The plan was adopted by ministers and high-level representatives responsible for water in the Danube basin from Austria, Bosnia and Herzegovina, Bulgaria, Croatia, the Czech Republic, Germany, Hungary, Montenegro, the Republic of Moldova, Romania, Serbia, Slovakia, Slovenia, Ukraine and the European Commission at a Ministerial Meeting organised by the International Commission for the Protection of the Danube River (ICPDR) in Vienna on 16 February 2010.
WWF, speaking at the Ministerial Meeting on behalf of the 5 NGO observers at the ICPDR, warmly welcomed adoption of the Danube River Basin Management Plan, but raised a number of concerns regarding its implementation, including ongoing plans to develop inland navigation as well as hydropower on the Danube. The NGOs also called on the ministers to support an EU-wide ban of phosphates in detergents.
Before the Ministerial Meeting, WWF, Bund fuer Naturschutz (Friends of the Earth Germany) and LBV (BirdLife Germany) presented the president of the ICPDR with 100,000 signatures of a petition calling on Danube governments to protect the Danube as a living river and to avoid damage from infrastructure development connected to navigation.
The Ministers at the ICPDR meeting also evaluated the progress towards the protection and sustainable use of water and other ecological resources and reaffirmed and strengthened their commitment to transboundary cooperation in the Danube River Basin.
Flood action plans for the 17 sub-basins in the Danube catchment area were also officially adopted at the meeting.

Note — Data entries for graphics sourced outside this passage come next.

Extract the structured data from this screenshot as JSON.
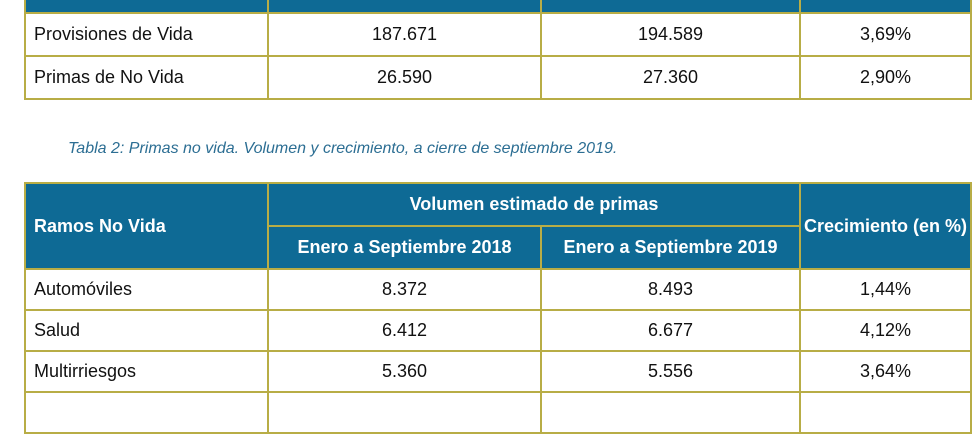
{
  "table1": {
    "rows": [
      {
        "label": "Provisiones de Vida",
        "v2018": "187.671",
        "v2019": "194.589",
        "growth": "3,69%"
      },
      {
        "label": "Primas de No Vida",
        "v2018": "26.590",
        "v2019": "27.360",
        "growth": "2,90%"
      }
    ]
  },
  "caption": "Tabla 2: Primas no vida. Volumen y crecimiento, a cierre de septiembre 2019.",
  "table2": {
    "header": {
      "ramos": "Ramos No Vida",
      "volumen": "Volumen estimado de primas",
      "period_2018": "Enero a Septiembre 2018",
      "period_2019": "Enero a Septiembre 2019",
      "growth": "Crecimiento (en %)"
    },
    "rows": [
      {
        "label": "Automóviles",
        "v2018": "8.372",
        "v2019": "8.493",
        "growth": "1,44%"
      },
      {
        "label": "Salud",
        "v2018": "6.412",
        "v2019": "6.677",
        "growth": "4,12%"
      },
      {
        "label": "Multirriesgos",
        "v2018": "5.360",
        "v2019": "5.556",
        "growth": "3,64%"
      }
    ]
  },
  "colors": {
    "header_bg": "#0e6a95",
    "border": "#b8ad46",
    "caption": "#2c6e93"
  }
}
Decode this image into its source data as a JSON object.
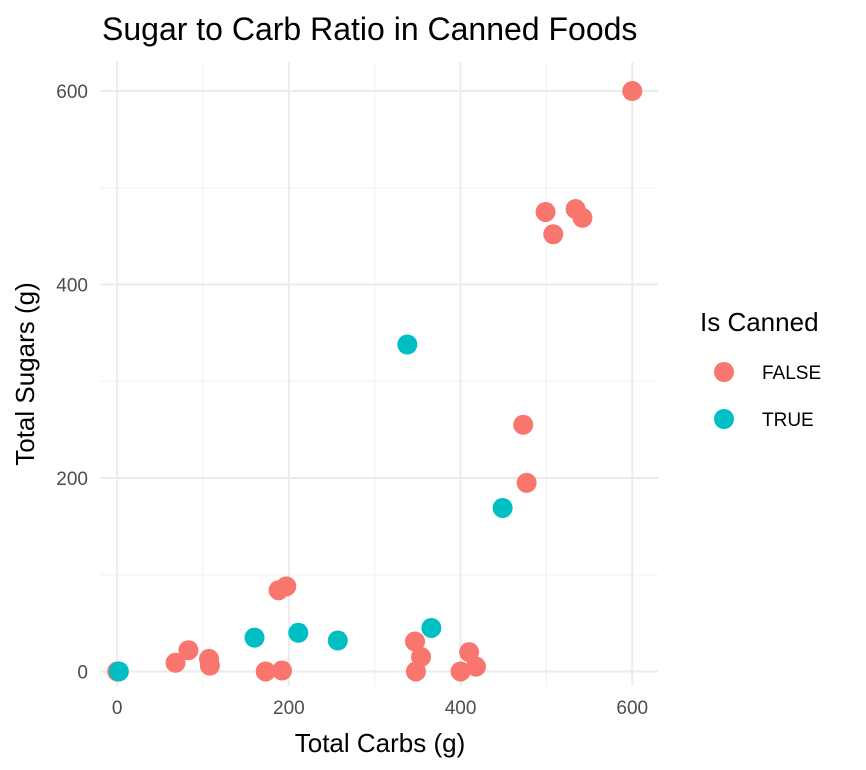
{
  "chart_data": {
    "type": "scatter",
    "title": "Sugar to Carb Ratio in Canned Foods",
    "xlabel": "Total Carbs (g)",
    "ylabel": "Total Sugars (g)",
    "xlim": [
      -20,
      630
    ],
    "ylim": [
      -15,
      630
    ],
    "x_ticks": [
      0,
      200,
      400,
      600
    ],
    "y_ticks": [
      0,
      200,
      400,
      600
    ],
    "x_tick_labels": [
      "0",
      "200",
      "400",
      "600"
    ],
    "y_tick_labels": [
      "0",
      "200",
      "400",
      "600"
    ],
    "grid": true,
    "legend": {
      "title": "Is Canned",
      "position": "right"
    },
    "series": [
      {
        "name": "FALSE",
        "color": "#F8766D",
        "points": [
          {
            "x": 0,
            "y": 0
          },
          {
            "x": 68,
            "y": 9
          },
          {
            "x": 83,
            "y": 22
          },
          {
            "x": 107,
            "y": 13
          },
          {
            "x": 108,
            "y": 6
          },
          {
            "x": 173,
            "y": 0
          },
          {
            "x": 188,
            "y": 84
          },
          {
            "x": 192,
            "y": 1
          },
          {
            "x": 197,
            "y": 88
          },
          {
            "x": 347,
            "y": 31
          },
          {
            "x": 348,
            "y": 0
          },
          {
            "x": 354,
            "y": 15
          },
          {
            "x": 400,
            "y": 0
          },
          {
            "x": 410,
            "y": 20
          },
          {
            "x": 418,
            "y": 5
          },
          {
            "x": 473,
            "y": 255
          },
          {
            "x": 477,
            "y": 195
          },
          {
            "x": 499,
            "y": 475
          },
          {
            "x": 508,
            "y": 452
          },
          {
            "x": 534,
            "y": 478
          },
          {
            "x": 542,
            "y": 469
          },
          {
            "x": 600,
            "y": 600
          }
        ]
      },
      {
        "name": "TRUE",
        "color": "#00BFC4",
        "points": [
          {
            "x": 2,
            "y": 0
          },
          {
            "x": 160,
            "y": 35
          },
          {
            "x": 211,
            "y": 40
          },
          {
            "x": 257,
            "y": 32
          },
          {
            "x": 338,
            "y": 338
          },
          {
            "x": 366,
            "y": 45
          },
          {
            "x": 449,
            "y": 169
          }
        ]
      }
    ]
  }
}
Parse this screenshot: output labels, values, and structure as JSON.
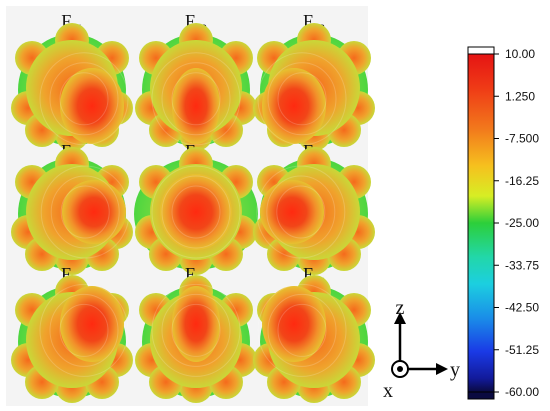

The sub-basin plans contain hundreds of concrete measures the Danube countries will take to protect their populations from floods and to mitigate the flood damage and losses, such as those caused by the massive floods in the years 2002, 2005 and 2006.
The ICPDR ministerial meeting was followed by a short event organised by WWF to celebrate the 10th year anniversary of the Lower Danube Green Corridor.